Author Insight Video

Transcript

When John F. Kennedy was assassinated in November of 1963, Vice President Lyndon Johnson suddenly became the President of the United States. Lyndon Johnson was a fascinating man, a complicated, larger-than-life figure, a native of Texas who grew up admiring Franklin Roosevelt and actually being employed by one of the New Deal agencies. He was committed to New Deal Democratic Liberalism during his career in the United States senate during the 1950’s and early 1960’s, where he was a dominant figure. He was a large man, well over six feet tall. He had a command, charismatic personality.

Johnson wanted to do two things in the aftermath of the tragic assassination of John Kennedy. He wanted to help relieve the nation’s mourning and revive American ideals, energy, and enthusiasm. He also wanted to create a great presidency like that of Franklin Roosevelt, his hero.

To do that, Lyndon Johnson launched a War on Poverty, as he declared it in 1964. For all of the much-celebrated American prosperity of the 1950’s and early 1960’s, it had become apparent that a significant number of Americans, what came to be called the Underclass of Americans, were not enjoying that prosperity.

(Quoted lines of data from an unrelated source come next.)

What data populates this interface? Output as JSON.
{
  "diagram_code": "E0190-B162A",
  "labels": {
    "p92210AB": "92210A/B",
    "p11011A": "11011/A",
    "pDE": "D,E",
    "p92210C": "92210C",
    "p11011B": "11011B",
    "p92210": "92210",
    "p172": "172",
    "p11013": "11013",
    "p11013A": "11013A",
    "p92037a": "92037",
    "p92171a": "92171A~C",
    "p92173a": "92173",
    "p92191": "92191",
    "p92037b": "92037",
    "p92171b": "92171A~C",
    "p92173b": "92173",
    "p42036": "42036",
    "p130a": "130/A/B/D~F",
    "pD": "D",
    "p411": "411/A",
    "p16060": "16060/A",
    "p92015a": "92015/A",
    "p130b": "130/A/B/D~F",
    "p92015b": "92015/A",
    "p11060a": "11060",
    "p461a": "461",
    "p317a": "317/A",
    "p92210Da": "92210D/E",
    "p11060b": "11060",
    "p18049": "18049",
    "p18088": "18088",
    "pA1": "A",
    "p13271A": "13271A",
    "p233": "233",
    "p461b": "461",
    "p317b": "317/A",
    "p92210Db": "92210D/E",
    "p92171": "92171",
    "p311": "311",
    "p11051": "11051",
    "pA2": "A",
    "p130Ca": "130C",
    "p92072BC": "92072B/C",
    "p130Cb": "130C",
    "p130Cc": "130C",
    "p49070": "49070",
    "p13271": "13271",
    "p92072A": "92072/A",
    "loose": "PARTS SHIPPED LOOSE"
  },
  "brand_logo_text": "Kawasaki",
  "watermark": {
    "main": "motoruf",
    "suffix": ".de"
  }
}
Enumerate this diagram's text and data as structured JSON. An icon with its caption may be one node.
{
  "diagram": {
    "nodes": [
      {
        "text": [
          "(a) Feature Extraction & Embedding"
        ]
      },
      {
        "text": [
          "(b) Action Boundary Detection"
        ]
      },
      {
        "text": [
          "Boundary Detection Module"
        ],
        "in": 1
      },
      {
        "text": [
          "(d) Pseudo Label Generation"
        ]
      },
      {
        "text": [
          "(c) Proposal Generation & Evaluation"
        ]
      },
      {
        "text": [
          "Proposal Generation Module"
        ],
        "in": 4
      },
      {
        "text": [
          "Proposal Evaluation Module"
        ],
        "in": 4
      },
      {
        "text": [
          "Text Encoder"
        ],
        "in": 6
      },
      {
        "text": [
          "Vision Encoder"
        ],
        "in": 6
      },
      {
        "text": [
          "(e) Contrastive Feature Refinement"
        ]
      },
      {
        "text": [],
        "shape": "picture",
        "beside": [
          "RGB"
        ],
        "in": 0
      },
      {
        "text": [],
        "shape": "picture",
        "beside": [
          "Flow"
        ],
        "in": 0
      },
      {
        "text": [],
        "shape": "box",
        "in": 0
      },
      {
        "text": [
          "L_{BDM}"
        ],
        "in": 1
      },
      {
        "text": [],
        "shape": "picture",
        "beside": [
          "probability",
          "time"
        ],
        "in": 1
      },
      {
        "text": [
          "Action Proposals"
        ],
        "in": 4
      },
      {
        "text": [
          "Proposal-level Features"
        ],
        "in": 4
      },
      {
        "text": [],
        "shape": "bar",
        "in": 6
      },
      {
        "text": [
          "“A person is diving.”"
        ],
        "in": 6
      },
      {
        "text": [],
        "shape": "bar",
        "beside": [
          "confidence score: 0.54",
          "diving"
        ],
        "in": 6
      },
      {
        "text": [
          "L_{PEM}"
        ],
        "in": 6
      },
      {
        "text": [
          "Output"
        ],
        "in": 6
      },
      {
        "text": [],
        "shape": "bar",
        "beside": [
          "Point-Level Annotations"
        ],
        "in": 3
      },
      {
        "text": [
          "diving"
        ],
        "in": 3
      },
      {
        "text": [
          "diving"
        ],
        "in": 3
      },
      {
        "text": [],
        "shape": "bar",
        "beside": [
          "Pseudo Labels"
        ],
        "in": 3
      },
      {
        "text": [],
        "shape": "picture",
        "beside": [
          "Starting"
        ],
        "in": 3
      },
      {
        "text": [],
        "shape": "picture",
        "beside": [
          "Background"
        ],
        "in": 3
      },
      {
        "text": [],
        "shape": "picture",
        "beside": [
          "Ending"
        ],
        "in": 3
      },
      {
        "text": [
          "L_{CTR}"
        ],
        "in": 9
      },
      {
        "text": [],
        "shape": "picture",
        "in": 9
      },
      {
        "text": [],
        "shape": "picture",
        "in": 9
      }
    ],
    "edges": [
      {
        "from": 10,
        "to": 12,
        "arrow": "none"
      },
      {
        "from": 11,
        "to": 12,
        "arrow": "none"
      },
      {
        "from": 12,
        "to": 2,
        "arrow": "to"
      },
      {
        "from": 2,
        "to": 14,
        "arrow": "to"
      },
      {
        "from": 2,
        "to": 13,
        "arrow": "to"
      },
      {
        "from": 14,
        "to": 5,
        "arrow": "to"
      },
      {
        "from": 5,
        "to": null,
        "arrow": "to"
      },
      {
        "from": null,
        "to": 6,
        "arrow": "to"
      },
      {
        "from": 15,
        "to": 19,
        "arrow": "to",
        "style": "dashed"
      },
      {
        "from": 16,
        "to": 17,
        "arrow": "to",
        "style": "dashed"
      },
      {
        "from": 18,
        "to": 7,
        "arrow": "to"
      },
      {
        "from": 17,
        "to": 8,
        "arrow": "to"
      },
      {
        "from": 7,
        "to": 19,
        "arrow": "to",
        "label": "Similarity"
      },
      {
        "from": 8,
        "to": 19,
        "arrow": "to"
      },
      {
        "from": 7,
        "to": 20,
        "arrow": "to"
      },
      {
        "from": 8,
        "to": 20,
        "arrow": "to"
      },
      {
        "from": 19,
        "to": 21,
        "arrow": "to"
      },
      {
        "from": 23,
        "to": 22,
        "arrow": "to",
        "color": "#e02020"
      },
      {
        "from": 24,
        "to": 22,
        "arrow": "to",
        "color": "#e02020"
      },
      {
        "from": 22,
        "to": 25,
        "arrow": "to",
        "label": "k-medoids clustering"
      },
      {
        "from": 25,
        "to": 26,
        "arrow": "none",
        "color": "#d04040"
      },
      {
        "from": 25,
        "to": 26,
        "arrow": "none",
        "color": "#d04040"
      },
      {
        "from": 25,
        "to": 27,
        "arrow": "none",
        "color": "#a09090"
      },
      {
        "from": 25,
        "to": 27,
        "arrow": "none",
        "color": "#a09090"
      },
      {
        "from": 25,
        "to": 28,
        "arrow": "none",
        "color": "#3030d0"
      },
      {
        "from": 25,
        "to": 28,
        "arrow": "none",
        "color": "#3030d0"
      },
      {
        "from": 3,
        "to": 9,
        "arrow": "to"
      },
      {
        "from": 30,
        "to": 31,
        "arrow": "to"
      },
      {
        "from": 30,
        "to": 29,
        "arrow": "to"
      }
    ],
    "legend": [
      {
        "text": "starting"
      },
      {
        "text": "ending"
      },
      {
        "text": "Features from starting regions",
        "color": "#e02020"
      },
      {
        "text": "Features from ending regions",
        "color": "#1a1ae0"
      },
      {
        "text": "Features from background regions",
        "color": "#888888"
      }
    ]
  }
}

Instead they were mired in a culture of poverty that imprisoned them and really offered no way out. And Johnson was committed to battle that sense of poverty. And so he announced a War on Poverty and in the next year, 1965, he announced an even larger array of programs comparable to what Franklin Roosevelt had done in the 1930’s. Lyndon Johnson called it his Great Society. The Great Society deals not only with creating wealth, prosperity, and affluence for Americans but a Great Society also ensures that every American has a warm bed, a secure house, a good job, and a stable life.

In the midst of those Great Society ideals, Johnson became burdened and distracted by the escalating war in Vietnam. No sooner had he launched the War on Poverty and the Great Society than the American involvement in Vietnam began to grow. And grow. And grow. It agonized Johnson that he had to deflect dollars and energy from his domestic programs to dedicate to the war in Vietnam. But he felt he had no choice. By 1968 he was so frustrated that he said, “We can’t win this war and we can’t get out of this war.”

In some respects it was a tragic situation. For a man who was determined to make a difference in terms of domestic life for the underclass in the United States, he ended up losing his presidency over the war in Vietnam because he could not figure out a way to leave or to win. He lost both the War on Poverty and the war in Vietnam and, in the process, lost a presidency.